REDAZIONE ANCONA

"Alla scoperta della nostra anima più scura"

Sergio Rubini porta in scena da oggi a domenica alle Muse "Lo strano caso del Dr. Jekyll e di Mr. Hyde" prodotto anche da Marche Teatro

"Alla scoperta della nostra anima più scura"

Sergio Rubini sul palco

Una ‘true crime story’ sul palco del Teatro delle Muse di Ancona. In realtà quello che va in scena da oggi (ore 20.45) a domenica è uno dei grandi classici della letteratura moderna, ‘Lo strano caso del Dr. Jekyll e di Mr. Hyde’ di Robert Louis Stevenson, ‘riletto’ da Sergio Rubini nelle triplice veste di regista, curatore dell’adattamento insieme a Carla Cavalluzzi e interprete, con Daniele Russo. Lo spettacolo è co-prodotto da Marche Teatro.

Rubini, il romanzo di Stevenson è considerato un testo anticipatore della psicanalisi. E’ su questo elemento che avete puntato? L’arte che intuisce quello che la scienza, o il pensiero razionale in genere, coglie solo successivamente?

"Sì, il libro di Stevenson si può considerare un ‘rozzo’ manuale di psicanalisi. Quello che gli interessa è il tema del doppio, molto vivo anche oggi. In realtà lo è sempre stato. Nell’Ottocento in particolare diventò una questione ‘palpitante’. Di lì a poco Freud avrebbe spazzato via tutti gli ‘ismi’ con cui si cercava affrontare certi fenomeni, dall’ipnotismo allo spiritismo. Noi in effetti abbiamo attualizzato la vicenda".

In che modo?

"Abbiamo spostato in avanti la storia, fino agli inizi del Novecento, quando Freud comincia a parlare di inconscio. Nello spettacolo il Dr. Jekyll non beve la pozione che lo trasforma in Mr. Hyde. Non c’è bisogno di pozioni per accedere alla parte oscura, nascosta di noi stessi, quella che condiziona il nostro agire. La rilettura in chiave psicanalitica fa sì che la parte ‘notturna’ dell’uomo si permetta di apparire insieme a quella ‘diurna’. Non dimentichiamo che il romanzo esce un paio d’anni prima delle vicende di Jack Lo Squartatore".

La psicanalisi ci insegna che la cosa peggiore è negare, reprimere la nostra parte oscura.

"Il Dr. Jekyll è assolutamente consapevole del male che c’è dentro di lui. E, attraverso la scienza, capisce che tra la parte notturna e quella diurna deve instaurarsi un dialogo.
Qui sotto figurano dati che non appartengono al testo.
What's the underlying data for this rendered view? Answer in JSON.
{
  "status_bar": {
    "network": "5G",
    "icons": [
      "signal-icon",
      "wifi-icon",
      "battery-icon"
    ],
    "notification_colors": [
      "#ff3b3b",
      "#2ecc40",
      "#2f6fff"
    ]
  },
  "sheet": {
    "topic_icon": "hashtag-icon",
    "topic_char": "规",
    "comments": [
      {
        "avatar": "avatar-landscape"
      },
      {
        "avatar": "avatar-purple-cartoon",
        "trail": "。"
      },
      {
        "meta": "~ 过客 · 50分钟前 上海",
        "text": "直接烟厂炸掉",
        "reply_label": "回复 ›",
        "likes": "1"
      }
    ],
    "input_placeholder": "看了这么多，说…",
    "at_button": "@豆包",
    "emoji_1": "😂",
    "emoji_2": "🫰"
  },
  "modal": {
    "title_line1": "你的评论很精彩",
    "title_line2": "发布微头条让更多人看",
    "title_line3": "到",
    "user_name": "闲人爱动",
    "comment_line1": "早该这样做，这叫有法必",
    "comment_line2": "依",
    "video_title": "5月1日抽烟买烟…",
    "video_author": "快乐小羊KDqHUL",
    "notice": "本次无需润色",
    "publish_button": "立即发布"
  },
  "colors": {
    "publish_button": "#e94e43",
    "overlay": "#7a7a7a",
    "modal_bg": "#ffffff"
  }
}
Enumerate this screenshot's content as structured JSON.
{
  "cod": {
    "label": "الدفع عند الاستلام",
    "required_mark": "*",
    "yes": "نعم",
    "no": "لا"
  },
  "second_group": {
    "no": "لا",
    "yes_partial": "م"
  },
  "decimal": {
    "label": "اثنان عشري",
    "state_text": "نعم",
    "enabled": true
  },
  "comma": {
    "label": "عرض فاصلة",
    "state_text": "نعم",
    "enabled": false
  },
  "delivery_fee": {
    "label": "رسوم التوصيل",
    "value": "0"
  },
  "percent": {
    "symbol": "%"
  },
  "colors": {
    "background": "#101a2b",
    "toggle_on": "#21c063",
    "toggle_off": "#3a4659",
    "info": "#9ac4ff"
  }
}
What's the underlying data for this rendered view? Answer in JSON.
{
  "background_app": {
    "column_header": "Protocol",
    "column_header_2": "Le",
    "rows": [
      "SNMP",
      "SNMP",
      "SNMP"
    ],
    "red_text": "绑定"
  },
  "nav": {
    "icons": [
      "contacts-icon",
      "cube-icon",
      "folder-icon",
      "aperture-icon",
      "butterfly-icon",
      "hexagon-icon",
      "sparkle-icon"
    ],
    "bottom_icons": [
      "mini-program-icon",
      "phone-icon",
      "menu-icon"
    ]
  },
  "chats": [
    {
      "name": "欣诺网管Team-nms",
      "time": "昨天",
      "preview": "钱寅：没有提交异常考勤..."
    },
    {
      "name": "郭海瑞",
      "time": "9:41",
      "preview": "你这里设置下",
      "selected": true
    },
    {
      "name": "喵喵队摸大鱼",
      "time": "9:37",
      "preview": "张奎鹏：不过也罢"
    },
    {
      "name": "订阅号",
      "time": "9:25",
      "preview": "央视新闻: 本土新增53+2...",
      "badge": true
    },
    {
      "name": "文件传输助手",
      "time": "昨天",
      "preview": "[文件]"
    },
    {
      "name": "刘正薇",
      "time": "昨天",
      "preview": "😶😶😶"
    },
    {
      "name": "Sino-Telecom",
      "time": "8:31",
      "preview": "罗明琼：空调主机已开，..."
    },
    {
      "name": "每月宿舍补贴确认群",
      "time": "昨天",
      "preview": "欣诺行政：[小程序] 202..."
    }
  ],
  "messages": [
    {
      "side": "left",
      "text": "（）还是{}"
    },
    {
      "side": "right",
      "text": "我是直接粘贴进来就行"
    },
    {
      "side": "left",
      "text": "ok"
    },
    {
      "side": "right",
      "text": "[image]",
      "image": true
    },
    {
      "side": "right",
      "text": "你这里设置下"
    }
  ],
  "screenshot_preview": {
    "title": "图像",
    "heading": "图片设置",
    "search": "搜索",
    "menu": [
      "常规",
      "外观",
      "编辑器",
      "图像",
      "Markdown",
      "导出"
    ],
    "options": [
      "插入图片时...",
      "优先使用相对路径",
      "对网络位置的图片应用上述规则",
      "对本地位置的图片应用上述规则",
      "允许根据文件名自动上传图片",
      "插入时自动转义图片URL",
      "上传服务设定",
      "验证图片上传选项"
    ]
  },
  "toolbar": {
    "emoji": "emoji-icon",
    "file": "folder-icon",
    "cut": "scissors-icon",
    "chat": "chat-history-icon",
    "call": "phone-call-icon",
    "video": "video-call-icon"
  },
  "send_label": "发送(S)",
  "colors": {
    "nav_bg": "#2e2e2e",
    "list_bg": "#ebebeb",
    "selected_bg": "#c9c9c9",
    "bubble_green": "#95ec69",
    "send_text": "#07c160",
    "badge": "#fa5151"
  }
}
In effetti l’uomo dovrebbe liberarsi da una certa idea etica del male, dovrebbe comprendere che non c’è da una parte il bene e dall’altra il male. Nella parte maligna ci possono anche essere spinte ‘positive’, come la voglia di affermare se stessi nel mondo, e anche quella di nutrirsi".

Come riuscire a trovare un ‘equilibrio’? Non tutti possono permettersi di farsi aiutare da una figura terza come uno psicoterapeuta.

"Dobbiamo riuscire a individuare e conoscere la nostra parte negativa, a dargli un contorno. Dobbiamo pensare a questa parte oscura in modo ‘utilitaristico’, evitando di giudicarla. Questo ridurrebbe il rischio di fare effettivamente del male agli altri. Alla fine scopriremmo che per vivere bene c’è bisogno che anche il nostro dirimpettaio sia felice".

L’atmosfera dello spettacolo è davvero ‘noir’?

"Il clima è da noir, poliziesco. A me piace un teatro fatto di suggestioni, che parli alla mente ma anche alla pancia, che sia emotivamente coinvolgente".

Lei è uomo di cinema. Nell’allestimento ci sono suggestioni derivate dai film tratti dal romanzo?

"No, perché avrei avuto paura a farmi ispirare da opere che sono in gran parte dei capolavori. Anche per questo non ho mai cercato di imitare i grandi registi con cui ho lavorato, a partire da Fellini. Per me sono stati soprattutto dei maestri di vita".